All five stories left me wondering if the various writers and the production crew knew the least thing about the genre they were working in. Alice is stunning in its disjointed pace, completely wrong for the subject matter, and the fact that the titular character gets punished for being a typical teen female. The punishment in no way fitted the supposed crime, therefore taking the audience out of developments. I don’t even want to know about the whole bunny thing, that was simply lame. The Radio starts out okay but the ending would make it appear that everyone got bored with the whole thing and simply slapped on the quickest scene they could think of to round things out. Once again you have to wonder if anyone involved here has the least idea of what they are doing. Call Girl is bizarre enough to keep you going and is perhaps the best of a sorry bunch. Professor Dayton’s Wife is simply a misguided attempt at comedy that is incredibly predictable.
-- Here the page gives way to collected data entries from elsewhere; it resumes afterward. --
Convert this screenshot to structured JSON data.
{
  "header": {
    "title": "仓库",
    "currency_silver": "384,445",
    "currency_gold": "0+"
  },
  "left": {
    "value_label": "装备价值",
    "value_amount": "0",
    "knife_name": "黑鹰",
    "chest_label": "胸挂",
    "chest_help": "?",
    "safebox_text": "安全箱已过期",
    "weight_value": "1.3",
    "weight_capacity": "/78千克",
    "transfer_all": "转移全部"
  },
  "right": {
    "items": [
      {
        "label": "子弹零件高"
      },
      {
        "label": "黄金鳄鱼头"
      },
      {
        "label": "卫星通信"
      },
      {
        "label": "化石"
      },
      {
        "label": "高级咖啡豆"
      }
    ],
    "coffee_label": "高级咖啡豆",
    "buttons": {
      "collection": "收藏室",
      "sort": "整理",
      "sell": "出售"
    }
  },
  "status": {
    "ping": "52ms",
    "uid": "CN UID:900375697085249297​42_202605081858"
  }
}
And finally, most audience members would also add mercifully, Haunted Dog rounds us out with a tale of madness that can at least be interpreted from two separate viewpoints. Is Dr Farwell letting the roos run loose up there in the top paddock or is he in fact being haunted? Your call on that one.

All five yarns are joined by common characters, a minor character in one story will be a major character in another story. While this works for movies that reference other movies the approach is slightly cumbersome in Creepshow III. In the first film in the franchise – sigh, don’t you miss King and Romero? – the disjointed individual segments were held together by a common plot outside of the stories on display. This approach was superior to Clavell and Dedelson’s mix and match attempt in the current movie, which looks to be entirely script-driven with out the benefit of anything looking natural.

Stephanie Pettee (Alice, Alice) does okay in the first few scenes but is unconvincing once the supposed terror starts. What teen chick is going to be unfazed by increasing disfigurement? The bunny at the end of the story wins top marks for outshining everyone else on display. A. J. Bowen (Jerry The Radio) is strictly amateur, where did they dig this guy up from? Camille Lacy (Rachel Call Girl) and Ryan Carty (Victor, Call Girl) are passable but wont trouble the Academy anytime soon or in the distant future if we were being honest. The rest of the cast simply turned up, read their lines, and will no doubt disappear into obscurity pretty quickly.

If there was a score involved here then it got lost among the clutter of pop/rock and middle of the road tunes that got sent my way. Nothing to write home about end of day.

Clavell and Dedelson have done it again, taken a respected franchise and tarnished it with a substandard cheap sequel. They seem to have a vendetta towards Romero and are doing everything in their collective power to debase Uncle George’s body of work. Creepshow III dragged through two hours of poor horror, bad acting, and jokes that fell flat. Nope, didn’t enjoy myself over here.

Creepshow III was direct to DVD as no one was going to be silly enough to try for a cinema release with this rubbish. A bit of net research elicits the fact that James Glenn Dudelson’s family owns the rights to the franchise, which explains how the current clowns got to make their instantly forgettable sacrilege.

Avoid this one with every ounce of your fibre as it may lay in ambush at your local DVD place. One of the worst anthologies ever released, we can only imagine how much worse the next one will be. Move on over Dr Boll, we have found a couple of worse moviemakers!

ScaryMinds Rates this movie as ...

  I would rather watch a Twilight movie.